Tough times appear to lie ahead for Asia's markets. Is this cause for fear or an opportunity for investors?
Maybe some degree of caution is warranted, yes. There is no respite from negative headlines on trade. No respite from concerns over the tightening of monetary policy by the U.S. Fed. And no respite from an S&P 500 Index that is struggling to achieve new highs. I do think it best to be a little cautious. But I say that as one of life's cautious, conservative types—at least when it comes to investment.
Is there nothing that gives me cause for optimism at the moment? Well, yes, one thing—valuations.

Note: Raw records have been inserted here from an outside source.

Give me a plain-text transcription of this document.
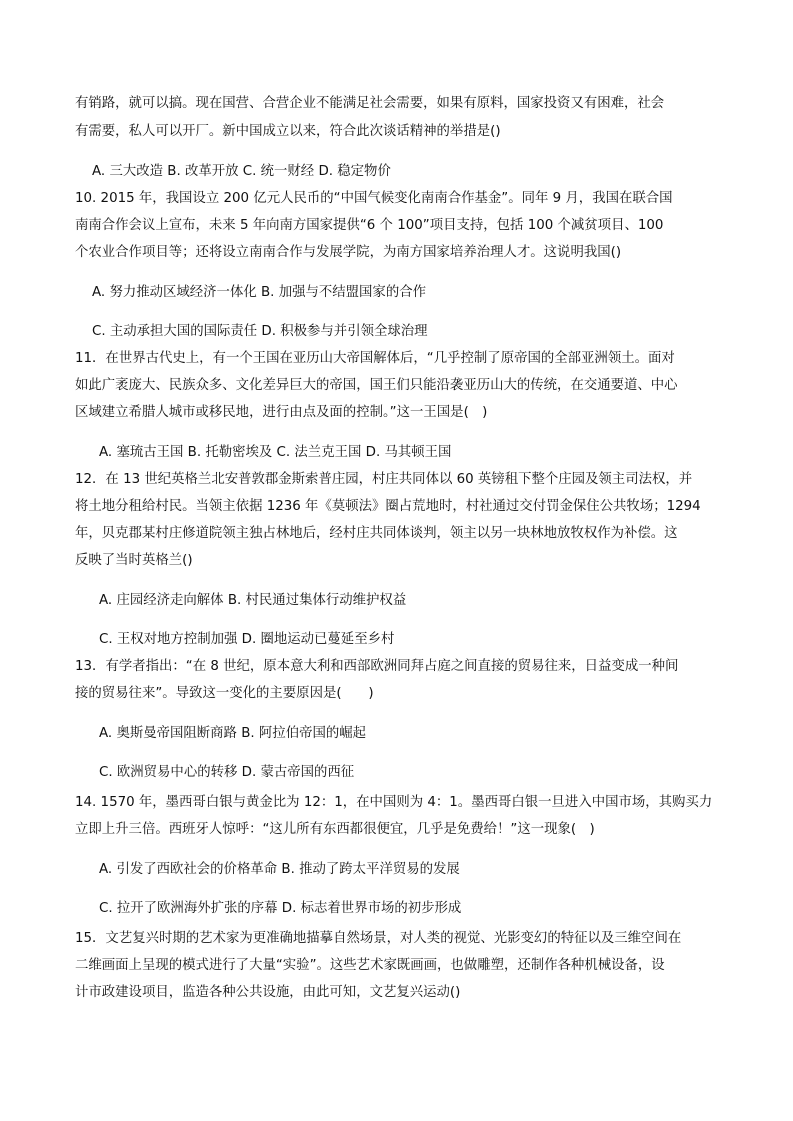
有销路，就可以搞。现在国营、合营企业不能满足社会需要，如果有原料，国家投资又有困难，社会
有需要，私人可以开厂。新中国成立以来，符合此次谈话精神的举措是()
A. 三大改造 B. 改革开放 C. 统一财经 D. 稳定物价
10. 2015 年，我国设立 200 亿元人民币的“中国气候变化南南合作基金”。同年 9 月，我国在联合国
南南合作会议上宣布，未来 5 年向南方国家提供“6 个 100”项目支持，包括 100 个减贫项目、100
个农业合作项目等；还将设立南南合作与发展学院，为南方国家培养治理人才。这说明我国()
A. 努力推动区域经济一体化 B. 加强与不结盟国家的合作
C. 主动承担大国的国际责任 D. 积极参与并引领全球治理
11．在世界古代史上，有一个王国在亚历山大帝国解体后，“几乎控制了原帝国的全部亚洲领土。面对
如此广袤庞大、民族众多、文化差异巨大的帝国，国王们只能沿袭亚历山大的传统，在交通要道、中心
区域建立希腊人城市或移民地，进行由点及面的控制。”这一王国是(　)
A. 塞琉古王国 B. 托勒密埃及 C. 法兰克王国 D. 马其顿王国
12．在 13 世纪英格兰北安普敦郡金斯索普庄园，村庄共同体以 60 英镑租下整个庄园及领主司法权，并
将土地分租给村民。当领主依据 1236 年《莫顿法》圈占荒地时，村社通过交付罚金保住公共牧场；1294
年，贝克郡某村庄修道院领主独占林地后，经村庄共同体谈判，领主以另一块林地放牧权作为补偿。这
反映了当时英格兰()
A. 庄园经济走向解体 B. 村民通过集体行动维护权益
C. 王权对地方控制加强 D. 圈地运动已蔓延至乡村
13．有学者指出：“在 8 世纪，原本意大利和西部欧洲同拜占庭之间直接的贸易往来，日益变成一种间
接的贸易往来”。导致这一变化的主要原因是(　　)
A. 奥斯曼帝国阻断商路 B. 阿拉伯帝国的崛起
C. 欧洲贸易中心的转移 D. 蒙古帝国的西征
14. 1570 年，墨西哥白银与黄金比为 12：1，在中国则为 4：1。墨西哥白银一旦进入中国市场，其购买力
立即上升三倍。西班牙人惊呼：“这儿所有东西都很便宜，几乎是免费给！”这一现象(　)
A. 引发了西欧社会的价格革命 B. 推动了跨太平洋贸易的发展
C. 拉开了欧洲海外扩张的序幕 D. 标志着世界市场的初步形成
15．文艺复兴时期的艺术家为更准确地描摹自然场景，对人类的视觉、光影变幻的特征以及三维空间在
二维画面上呈现的模式进行了大量“实验”。这些艺术家既画画，也做雕塑，还制作各种机械设备，设
计市政建设项目，监造各种公共设施，由此可知，文艺复兴运动()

Valuations are nowhere near as stretched in Asia as they are in the U.S., in my view. As I write this, the broad U.S. market is trading at about 17X next year's forecasted earnings. And these earnings are based on high margins, historically speaking. So, it is difficult to see average earnings in the U.S. growing at more than low single digits. Asia, on the other hand, is currently trading at just 14.5X next year's earnings, off margins that have been declining over the past few years—although they appear to have troughed.
Overall, valuations in Asia look reasonable to me in an absolute sense. They look attractive in a global context. And they also look attractive given that long-term structural economic growth and the medium-term profit cycles across Asia look favorable.
The pushback I often get with this kind of comment is: “Yes, but valuations don't help me if the dollar is strong and markets are weak!” And yes, over the short term that is true. It is hard to time the markets at all; it is even harder if you seek to do so from valuations alone. But that is not what I am trying to do.